Stand: 5. Dezember 2025
Version: v1.3.0
Kategorie: 🔒 Security


📑 Inhaltsverzeichnis


Overview

All PII detection engines must be signed with PKI signatures before they can be loaded by the PIIDetector orchestrator. This ensures:

  • Integrity: Engine configurations cannot be tampered with
  • Authenticity: Only trusted entities can create detection engines
  • Auditability: All signature verifications are logged
  • Non-repudiation: Signer identity is cryptographically verified

Security Architecture

┌─────────────────────────────────────────────────────────────┐
│  PII Detection Engine Loading Flow (with PKI Verification)  │
└─────────────────────────────────────────────────────────────┘

1. Load YAML Config
   ↓
2. Extract Engine Config + Signature
   ↓
3. Compute Config Hash (SHA-256)
   ├─ Normalize to JSON (deterministic)
   ├─ Exclude signature block
   └─ Hash with SHA-256
   ↓
4. Verify PKI Signature
   ├─ Decode base64 signature
   ├─ Verify with public key
   └─ Compare with computed hash
   ↓
5. [PASS] Initialize Engine  OR  [FAIL] Reject + Log

Quick Start

1. Generate Test Keys (Development Only)

cd tools
python sign_pii_engine.py keygen --output-dir ../config/keys

# Output:
# [✓] Generated test key pair:
#     Private key: ../config/keys/private_key.pem
#     Public key: ../config/keys/public_key.pem
# [!] WARNING: These are test keys. Use HSM for production!

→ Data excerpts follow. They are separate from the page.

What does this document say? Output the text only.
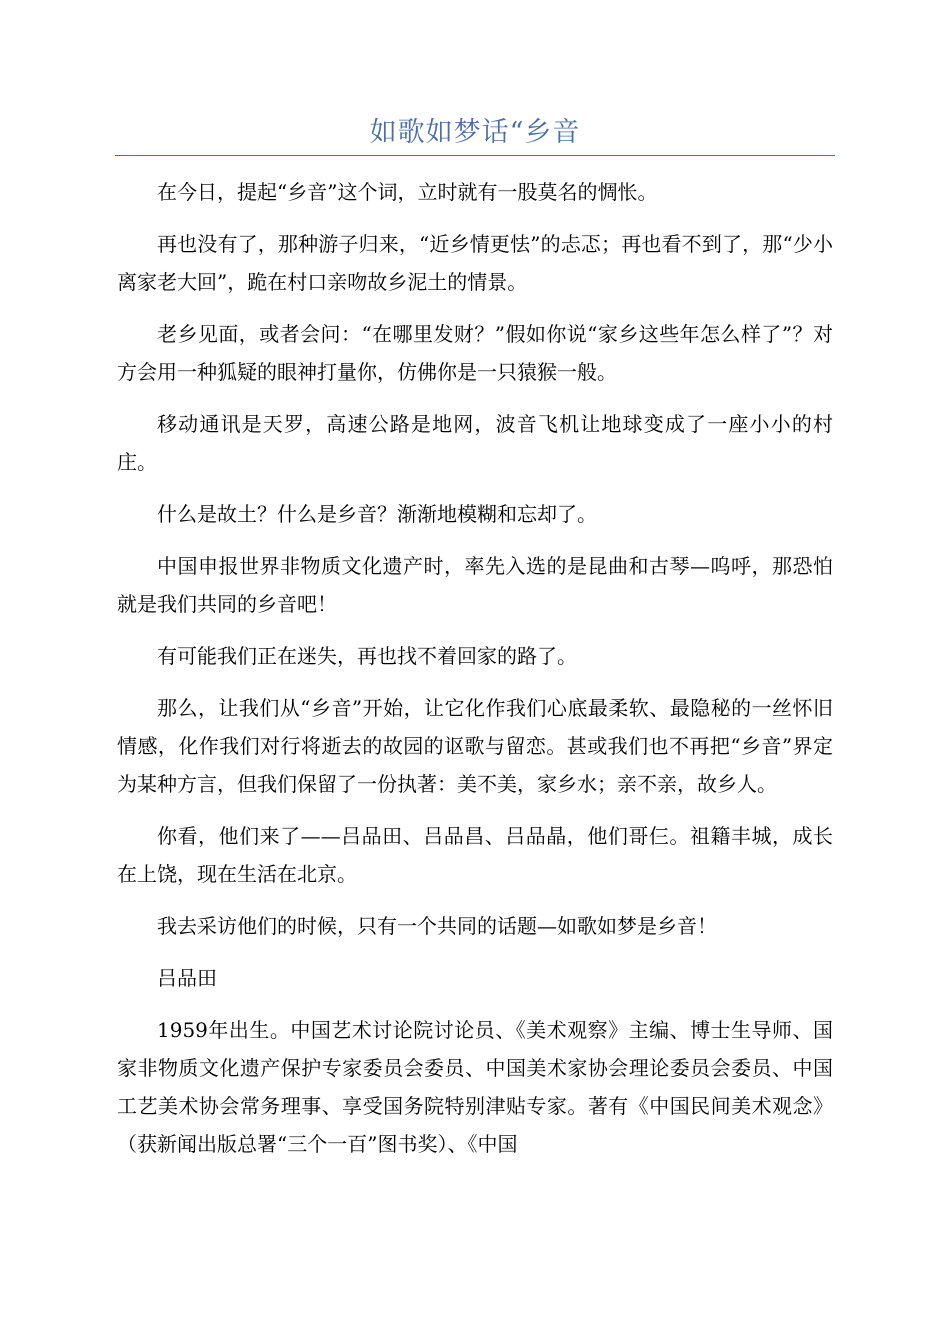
如歌如梦话“乡音

在今日，提起“乡音”这个词，立时就有一股莫名的惆怅。

再也没有了，那种游子归来，“近乡情更怯”的忐忑；再也看不到了，那“少小离家老大回”，跪在村口亲吻故乡泥土的情景。

老乡见面，或者会问：“在哪里发财？”假如你说“家乡这些年怎么样了”？对方会用一种狐疑的眼神打量你，仿佛你是一只猿猴一般。

移动通讯是天罗，高速公路是地网，波音飞机让地球变成了一座小小的村庄。

什么是故土？什么是乡音？渐渐地模糊和忘却了。

中国申报世界非物质文化遗产时，率先入选的是昆曲和古琴—呜呼，那恐怕就是我们共同的乡音吧！

有可能我们正在迷失，再也找不着回家的路了。

那么，让我们从“乡音”开始，让它化作我们心底最柔软、最隐秘的一丝怀旧情感，化作我们对行将逝去的故园的讴歌与留恋。甚或我们也不再把“乡音”界定为某种方言，但我们保留了一份执著：美不美，家乡水；亲不亲，故乡人。

你看，他们来了——吕品田、吕品昌、吕品晶，他们哥仨。祖籍丰城，成长在上饶，现在生活在北京。

我去采访他们的时候，只有一个共同的话题—如歌如梦是乡音！

吕品田

1959年出生。中国艺术讨论院讨论员、《美术观察》主编、博士生导师、国家非物质文化遗产保护专家委员会委员、中国美术家协会理论委员会委员、中国工艺美术协会常务理事、享受国务院特别津贴专家。著有《中国民间美术观念》（获新闻出版总署“三个一百”图书奖）、《中国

2. Sign an Engine Configuration

python sign_pii_engine.py sign \
    --config ../config/pii_patterns.yaml \
    --engine regex \
    --key ../config/keys/private_key.pem \
    --output ../config/pii_patterns_signed.yaml \
    --signer "VCC Security Team"

# Output:
# [*] Found regex engine configuration
# [*] Configuration hash (SHA-256): e3b0c44298fc1c149afbf4c8996fb92427ae41e4649b934ca495991b7852b855
# [*] Generated signature: BASE64_ENCODED_SIGNATURE...
# [✓] Signed configuration written to ../config/pii_patterns_signed.yaml
# [✓] Signature ID: pii-regex-engine-v1.0.0
# [✓] Signed by: VCC Security Team
# [✓] Signed at: 2025-11-01T12:34:56+00:00

3. Use Signed Configuration in C++

#include "utils/pii_detector.h"
#include "utils/pki_client.h"

// Initialize PKI client with public key
PKIConfig pki_config;
pki_config.public_key_path = "config/keys/public_key.pem";
auto pki_client = std::make_shared<VCCPKIClient>(pki_config);

// Create PII detector with PKI verification
PIIDetector detector("config/pii_patterns_signed.yaml", pki_client);

// All engines are now verified with PKI signatures!
auto findings = detector.detectInText("Contact alice@example.com");

Production Deployment

Hardware Security Module (HSM)

For production environments, private keys should be stored in an HSM:

// Production PKI client with HSM backing
PKIConfig pki_config;
pki_config.use_hsm = true;
pki_config.hsm_slot = 0;
pki_config.hsm_pin = std::getenv("HSM_PIN");
pki_config.public_key_id = "VCC-PKI-001";

auto pki_client = std::make_shared<VCCPKIClient>(pki_config);
PIIDetector detector("config/pii_patterns.yaml", pki_client);

CI/CD Integration

Add signing to your deployment pipeline:

# .github/workflows/deploy.yml
- name: Sign PII Engine Configurations
  run: |
    python tools/sign_pii_engine.py sign \
      --config config/pii_patterns.yaml \
      --engine regex \
      --key ${{ secrets.PII_SIGNING_KEY }} \
      --output config/pii_patterns_signed.yaml \
      --signer "VCC CI/CD Pipeline"
    
- name: Verify Signatures
  run: |
    python tools/verify_pii_signatures.py \
      --config config/pii_patterns_signed.yaml \
      --public-key config/keys/public_key.pem

Signature Format

In YAML Configuration

detection_engines:
  - type: "regex"
    version: "1.0.0"
    enabled: true
    
    # PKI Signature Block
    signature:
      config_hash: "e3b0c44298fc1c149afbf4c8996fb92427ae41e4649b934ca495991b7852b855"
      signature: "BASE64_ENCODED_SIGNATURE"
      signature_id: "pii-regex-engine-v1.0.0"
      cert_serial: "VCC-PKI-001"
      signed_at: "2025-11-01T12:34:56Z"
      signer: "VCC Security Team"
    
    # Engine configuration (included in hash)
    settings:
      min_confidence: 0.75
      # ...
    patterns:
      - name: EMAIL
        # ...

Signature Verification in C++

// In PIIDetectionEngineFactory::createSigned()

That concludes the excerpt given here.